Professional Knows Best

showposterThat harm reduction post from a few days ago? DJ Mac blogged on the same article and did a much better job discussing the questions involved, particularly around client preferences, expectations and professional pessimism.

However, when we, the professionals working with them, have not met significant numbers of recovering people, when we have not been to mutual aid meetings to get educated and when we have been telling clients again and again that coming off methadone is too dangerous, then we do have to hold ourselves to account about our failure to be fully informed. How on earth would we be able to give an honest picture to our clients? I saw a tweet today that simply said, “If people don’t know others in recovery then they associate addiction only with the negative.” That may be as true for professionals as it is for those suffering with substance dependence.

Read the whole thing here.

Here are a couple of relevant passages from old posts of mine.

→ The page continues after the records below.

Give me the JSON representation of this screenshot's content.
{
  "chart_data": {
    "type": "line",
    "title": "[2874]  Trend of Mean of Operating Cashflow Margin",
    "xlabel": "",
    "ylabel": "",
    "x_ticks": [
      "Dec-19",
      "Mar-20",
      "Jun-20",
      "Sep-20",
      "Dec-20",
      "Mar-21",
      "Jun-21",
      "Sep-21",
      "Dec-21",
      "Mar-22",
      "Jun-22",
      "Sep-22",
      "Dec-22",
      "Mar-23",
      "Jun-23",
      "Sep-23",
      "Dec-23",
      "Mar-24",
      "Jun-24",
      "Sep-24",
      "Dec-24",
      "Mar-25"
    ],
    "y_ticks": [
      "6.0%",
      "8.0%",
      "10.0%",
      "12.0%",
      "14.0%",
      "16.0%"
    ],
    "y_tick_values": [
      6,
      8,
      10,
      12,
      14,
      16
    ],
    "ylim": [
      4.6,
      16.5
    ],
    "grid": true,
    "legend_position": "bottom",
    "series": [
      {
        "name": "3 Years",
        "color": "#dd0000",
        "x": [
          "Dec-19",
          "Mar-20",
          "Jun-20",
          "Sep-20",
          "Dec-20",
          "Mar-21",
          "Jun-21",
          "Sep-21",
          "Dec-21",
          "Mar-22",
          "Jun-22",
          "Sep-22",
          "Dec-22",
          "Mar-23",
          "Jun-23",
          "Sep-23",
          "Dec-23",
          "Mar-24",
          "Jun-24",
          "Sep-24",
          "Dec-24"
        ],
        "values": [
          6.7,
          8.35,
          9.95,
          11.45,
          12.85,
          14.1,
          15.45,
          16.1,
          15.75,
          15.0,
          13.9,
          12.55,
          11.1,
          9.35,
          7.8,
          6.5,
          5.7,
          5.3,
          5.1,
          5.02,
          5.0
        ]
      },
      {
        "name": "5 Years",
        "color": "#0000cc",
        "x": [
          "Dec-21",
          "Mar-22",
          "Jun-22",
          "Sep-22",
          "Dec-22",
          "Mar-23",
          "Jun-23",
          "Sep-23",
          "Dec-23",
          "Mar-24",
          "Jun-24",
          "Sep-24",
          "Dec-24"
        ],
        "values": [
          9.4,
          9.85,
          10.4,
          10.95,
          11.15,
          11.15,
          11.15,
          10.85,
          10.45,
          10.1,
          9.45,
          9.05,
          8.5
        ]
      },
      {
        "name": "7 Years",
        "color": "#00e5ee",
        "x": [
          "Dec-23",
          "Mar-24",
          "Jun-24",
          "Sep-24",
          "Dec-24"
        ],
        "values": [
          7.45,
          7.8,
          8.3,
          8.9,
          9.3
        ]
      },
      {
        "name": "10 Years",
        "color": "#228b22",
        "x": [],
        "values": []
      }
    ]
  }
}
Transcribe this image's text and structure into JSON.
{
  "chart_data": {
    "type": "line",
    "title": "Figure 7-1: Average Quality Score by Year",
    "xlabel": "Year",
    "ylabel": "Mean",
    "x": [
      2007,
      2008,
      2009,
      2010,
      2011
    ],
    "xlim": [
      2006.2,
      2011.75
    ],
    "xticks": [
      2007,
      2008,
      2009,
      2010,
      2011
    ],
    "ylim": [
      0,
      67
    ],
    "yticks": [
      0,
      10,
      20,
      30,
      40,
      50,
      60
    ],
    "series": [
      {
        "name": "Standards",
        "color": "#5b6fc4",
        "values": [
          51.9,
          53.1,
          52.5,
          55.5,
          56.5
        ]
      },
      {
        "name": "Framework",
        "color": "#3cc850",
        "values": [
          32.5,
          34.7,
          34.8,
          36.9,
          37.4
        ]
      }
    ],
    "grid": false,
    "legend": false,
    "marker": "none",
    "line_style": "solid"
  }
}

First, on recovery-oriented harm reduction:

I’ve been thinking about a model of recovery-oriented harm reduction that would address the historic failings of abstinence-oriented and harm reduction services. The idea is that it would provide recovery (for addicts only) as an organizing and unifying construct for treatment and harm reduction services. Admittedly, these judgments of the historic failings are my own and represent the perspective of a Midwestern U.S. recovery-oriented provider:

  • an emphasis on client choice–no coercion
  • all drug use is not addiction
  • addiction is an illness characterized by loss of control
  • for those with addiction, full recovery is the ideal outcome
  • the concept of recovery is inclusive — can include partial, serial, etc.
  • recovery is possible for any addict
  • all services should communicate hope for recovery–recognizing that hope-based interventions are essential for enhancing motivation to recover
  • incremental and radical change should be supported and affirmed
  • while incremental changes are validated and supported, they are not to be treated as an end-point
  • such a system would aggressively deal with countertransference–some people may impose their own recovery path on clients, others might enjoy vicarious nonconformity through clients

Next, on ideological challenges to collaboration:

PeaPod . . . suggests that [harm reduction and 12 step oriented treatment] can be complimentary.

I’m more and more convinced that this is true. However, the big question is, what values and beliefs animate the intervention?

Can the harm reduction provider embrace beliefs like:

  • for addicts, abstinence (a foundation for full recovery) is the best outcome,
  • most addicts are capable of achieving full recovery if they are given the proper treatment and support,
  • we workers can’t pick the winners and losers,
  • drug use by addicts is a bad thing (a symptom of an illness),
  • meeting people where they are at is great, but shouldn’t leave them there—it is the responsibility of all providers to look for opportunities to move the addict toward full recovery.

Can drug-free treatment providers embrace beliefs like:

  • gradual improvement is good and something to be affirmed,
  • self-determination is important,
  • choices are not a threat,
  • support of the addict should be unconditional—it should continue whether the addict is using or not,
  • dead addicts can’t recover.

Where this gets sticky is establishing priorities in the context of scarce resources.